Но конечная цель практики Тары та же что и у семдзинов - раскрыть свое состояние. И в этой практике Тары нет указаний на то как понять оно это или не оно.
Так в чем же разница?
Получается что человек говорит - нет критериев что бы понять оно это или не оно, поэтому я не стану раскрывать свое состояние посредством практики семдзинов , а стану раскрывать его посредством практики Тары.
Где же логика то?
Ведь все равно это придестя сделать, от этого не уйти. И сделать это придется без всяких критериев рано или поздно в любой традиции, потому что ни в одной традиции нет указаний - как понять что ты узнал именно Ясный свет .
И  инструментарий будет тот же самый, свой собственный ум , ясность и благословение линии передачи.

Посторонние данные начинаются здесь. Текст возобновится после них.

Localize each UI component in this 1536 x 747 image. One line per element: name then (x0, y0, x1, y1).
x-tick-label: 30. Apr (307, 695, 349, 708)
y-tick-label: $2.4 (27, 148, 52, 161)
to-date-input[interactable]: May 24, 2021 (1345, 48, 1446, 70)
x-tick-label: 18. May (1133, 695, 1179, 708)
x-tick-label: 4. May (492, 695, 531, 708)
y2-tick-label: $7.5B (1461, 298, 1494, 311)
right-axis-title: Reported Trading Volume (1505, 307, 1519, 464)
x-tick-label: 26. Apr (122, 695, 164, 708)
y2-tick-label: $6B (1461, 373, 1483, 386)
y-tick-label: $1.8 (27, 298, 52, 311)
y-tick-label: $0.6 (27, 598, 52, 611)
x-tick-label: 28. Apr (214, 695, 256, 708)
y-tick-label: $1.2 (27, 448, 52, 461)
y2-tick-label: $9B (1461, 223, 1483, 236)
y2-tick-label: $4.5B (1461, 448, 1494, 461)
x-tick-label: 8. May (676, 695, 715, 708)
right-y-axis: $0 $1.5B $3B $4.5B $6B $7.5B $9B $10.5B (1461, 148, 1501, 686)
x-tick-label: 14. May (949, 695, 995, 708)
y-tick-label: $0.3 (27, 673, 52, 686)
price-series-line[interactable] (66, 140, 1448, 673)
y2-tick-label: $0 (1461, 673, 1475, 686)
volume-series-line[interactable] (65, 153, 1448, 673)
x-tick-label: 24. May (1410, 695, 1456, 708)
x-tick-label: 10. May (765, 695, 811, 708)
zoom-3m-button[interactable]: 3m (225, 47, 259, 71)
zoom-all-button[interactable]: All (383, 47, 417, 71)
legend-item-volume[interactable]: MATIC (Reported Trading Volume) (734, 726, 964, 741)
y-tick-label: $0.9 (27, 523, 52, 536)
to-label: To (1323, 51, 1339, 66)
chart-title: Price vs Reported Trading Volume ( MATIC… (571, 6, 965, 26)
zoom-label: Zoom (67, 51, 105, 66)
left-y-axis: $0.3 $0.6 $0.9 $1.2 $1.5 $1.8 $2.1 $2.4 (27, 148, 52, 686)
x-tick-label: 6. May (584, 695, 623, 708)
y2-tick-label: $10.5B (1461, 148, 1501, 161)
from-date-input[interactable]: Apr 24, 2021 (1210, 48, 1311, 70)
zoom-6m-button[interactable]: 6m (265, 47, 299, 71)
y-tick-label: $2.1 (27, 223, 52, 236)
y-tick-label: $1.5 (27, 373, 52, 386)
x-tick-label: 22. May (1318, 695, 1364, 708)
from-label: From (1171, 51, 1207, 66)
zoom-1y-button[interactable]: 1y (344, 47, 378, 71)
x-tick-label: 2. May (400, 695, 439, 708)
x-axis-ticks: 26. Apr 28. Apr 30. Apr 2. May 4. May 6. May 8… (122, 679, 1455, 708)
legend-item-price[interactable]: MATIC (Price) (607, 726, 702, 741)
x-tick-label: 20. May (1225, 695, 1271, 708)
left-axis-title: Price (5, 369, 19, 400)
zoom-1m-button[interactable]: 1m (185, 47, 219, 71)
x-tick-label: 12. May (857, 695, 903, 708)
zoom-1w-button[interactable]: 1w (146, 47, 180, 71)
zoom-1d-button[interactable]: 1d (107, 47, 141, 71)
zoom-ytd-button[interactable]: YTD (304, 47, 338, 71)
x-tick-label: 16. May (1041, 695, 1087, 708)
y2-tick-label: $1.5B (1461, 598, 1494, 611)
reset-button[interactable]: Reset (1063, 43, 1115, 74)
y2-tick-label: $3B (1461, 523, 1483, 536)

Никто не может спорить с тем, что пребывать в состоянии дзогчен не зная что это за состояние бессмысленно. поскольку все равно невозможно.
Но почему же раскрывать свое состояние методами традиции дзогчен бессмысленно я не понимаю?

----------


## PampKin Head

А мы, как поклонники Пема Карпо, не ограничиваем себя методами традиции Дзогчен...

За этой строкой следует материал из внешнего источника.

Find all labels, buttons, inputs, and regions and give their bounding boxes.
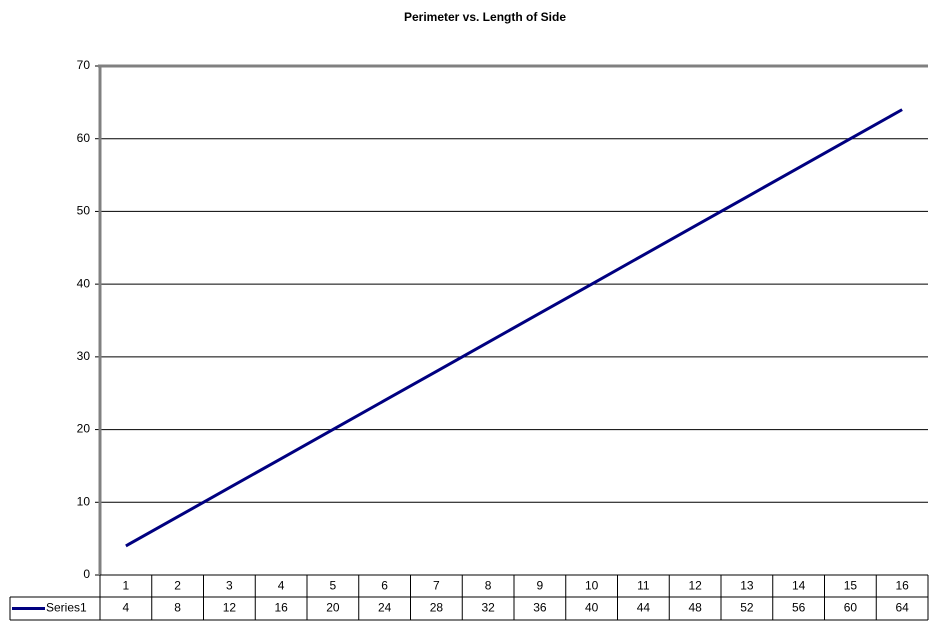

Знаете, что больше всего напрягает? Когда Намкай Норбу Ринпоче говорит о присутствии и пребывании; изначальном состоянии - это естественно и органично, с пониманием предмета. Когда братья и сестры об этом говорят на каждом углу, не переставая, - это вызывает удивление...

----------


## Игорь Берхин

*PampKin Head:*
_Так и Ваджрасаттва же не может сказать!!! Или... Что понимают?_
Невозможно определить, находится ли ученик в данный момент в созерцании. Но общаяясь с учеником и наблюдая его поведение, учитель может судить понимает ли ученик метод, которому учит учитель, и в правильном ли направлении движется практика ученика.

----------


## Щераб Вангчук

Всегда возможно определить, находится ли живое существо в созерцании.
Правда.

----------


## Andrei Besedin

> Всегда возможно определить, находится ли живое существо в созерцании.


Научите.

----------


## Грег

> ...
> 
> Знаете, что больше всего напрягает? Когда Намкай Норбу Ринпоче говорит о присутствии и пребывании; изначальном состоянии - это естественно и органично, с пониманием предмета. Когда братья и сестры об этом говорят на каждом углу, не переставая, - это вызывает удивление...

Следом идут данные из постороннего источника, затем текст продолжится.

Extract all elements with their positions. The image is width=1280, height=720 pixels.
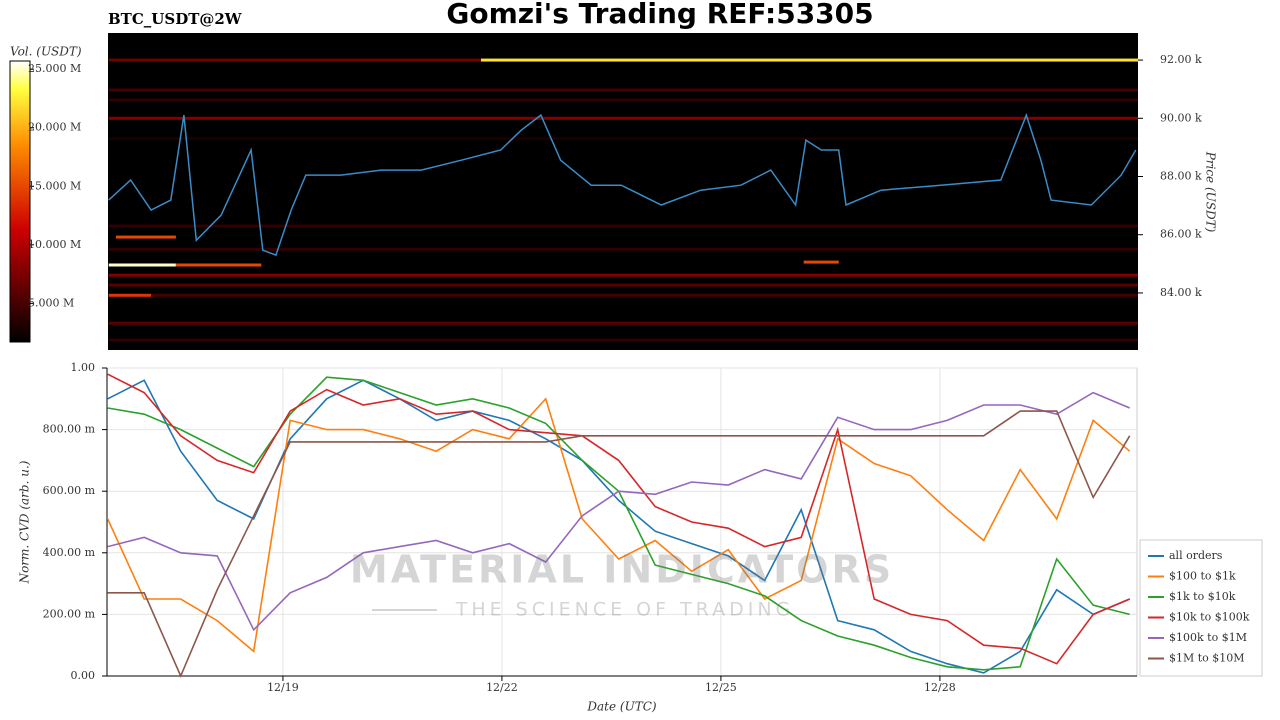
colorbar-tick-label: 10.000 M: [28, 238, 81, 251]
watermark: MATERIAL INDICATORS THE SCIENCE OF TRADI…: [350, 548, 894, 621]
subtitle: BTC_USDT@2W: [108, 10, 243, 28]
chart-title: Gomzi's Trading REF:53305: [446, 0, 873, 30]
plot-area: [106, 367, 1138, 677]
cvd-line: [106, 397, 1131, 653]
y-tick-label: 92.00 k: [1160, 53, 1202, 66]
cvd-line: [107, 410, 1131, 679]
colorbar: [9, 60, 31, 343]
colorbar-label: Vol. (USDT): [10, 45, 82, 59]
y-tick-label: 200.00 m: [43, 607, 96, 620]
y-tick-label: 0.00: [71, 669, 96, 682]
heatmap-band: [108, 137, 1138, 141]
heatmap-band: [108, 98, 1138, 102]
heatmap-band: [116, 235, 176, 239]
y-tick-label: 600.00 m: [43, 484, 96, 497]
colorbar-tick-label: 20.000 M: [28, 121, 81, 134]
legend-label: $1k to $10k: [1169, 590, 1236, 603]
legend-label: all orders: [1169, 549, 1223, 562]
legend: [1139, 539, 1263, 677]
heatmap-band: [108, 88, 1138, 92]
y-tick-label: 84.00 k: [1160, 286, 1202, 299]
legend-label: $1M to $10M: [1169, 652, 1245, 665]
heatmap-band: [108, 338, 1138, 342]
heatmap-band: [108, 247, 1138, 251]
y-axis-label: Norm. CVD (arb. u.): [18, 460, 32, 584]
legend-label: $100 to $1k: [1169, 570, 1236, 583]
colorbar-tick-label: 5.000 M: [28, 296, 74, 309]
heatmap-band: [108, 273, 1138, 277]
x-axis-label: Date (UTC): [586, 700, 656, 714]
y-tick-label: 1.00: [71, 361, 96, 374]
heatmap-band: [175, 263, 262, 267]
x-tick-label: 12/22: [486, 681, 518, 694]
price-line: [108, 112, 1137, 257]
heatmap-band: [108, 293, 152, 297]
y-tick-label: 800.00 m: [43, 423, 96, 436]
y-tick-label: 86.00 k: [1160, 228, 1202, 241]
heatmap-band: [108, 224, 1138, 228]
legend-label: $100k to $1M: [1169, 631, 1247, 644]
watermark-title: MATERIAL INDICATORS: [350, 548, 894, 592]
cvd-line: [107, 391, 1131, 632]
colorbar-tick-label: 25.000 M: [28, 62, 81, 75]
x-tick-label: 12/19: [267, 681, 299, 694]
legend-label: $10k to $100k: [1169, 611, 1250, 624]
heatmap-band: [151, 293, 1139, 297]
heatmap-band: [108, 321, 1138, 325]
y-axis-label: Price (USDT): [1204, 151, 1218, 233]
colorbar-tick-label: 15.000 M: [28, 179, 81, 192]
heatmap-area: [108, 33, 1138, 350]
x-tick-label: 12/25: [705, 681, 737, 694]
watermark-subtitle: THE SCIENCE OF TRADING: [455, 599, 795, 621]
y-tick-label: 88.00 k: [1160, 170, 1202, 183]
cvd-line: [107, 373, 1131, 665]
heatmap-band: [108, 58, 482, 62]
heatmap-band: [108, 263, 176, 267]
heatmap-band: [108, 116, 1138, 120]
heatmap-band: [481, 58, 1138, 62]
x-tick-label: 12/28: [924, 681, 956, 694]
y-tick-label: 90.00 k: [1160, 111, 1202, 124]
heatmap-band: [108, 283, 1138, 287]
y-tick-label: 400.00 m: [43, 546, 96, 559]
heatmap-band: [803, 260, 839, 264]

Наверное, нужно взращивать терпение и больше делать практики успокоения ума...

----------


## Игорь Берхин

*Legba:*
_Скажу только, что согласен с Пампкином - переориентация с "сатанизма" на "нью-эйдж" ситуацию смягчила, но не исправила._
Ну, нью-эйджевцев во всех тибетских общинах на Западе всегда было навалом и ДО здесь из общей массы особо не выделяется. Вот рериховцы больше любят гелуг, психологи - ДО, а "древние видящие" толпой валят на ретриты ПШР.  :Smilie: 
И кто собственно переориентировался? И что значит "исправить ситуацию"?  :Smilie: 





> Всегда возможно определить, находится ли живое существо в созерцании.
> Правда.
> __________________
> Пэма Намгьял Шераб Ванчук


Древние видящие и не такое умеют. :Smilie:  
________________
Остап-Сулейман-Берта-Мария-Бендер-Бей

----------


## PampKin Head

> Научите.


А где три поклона, хадак и поднесенное имущество?  :Smilie:

----------


## PampKin Head

> Наверное, нужно взращивать терпение и больше делать практики успокоения ума...


Почему же тогда при таком рецепте не напрягаться относительно "старых тантристов-практикующих"?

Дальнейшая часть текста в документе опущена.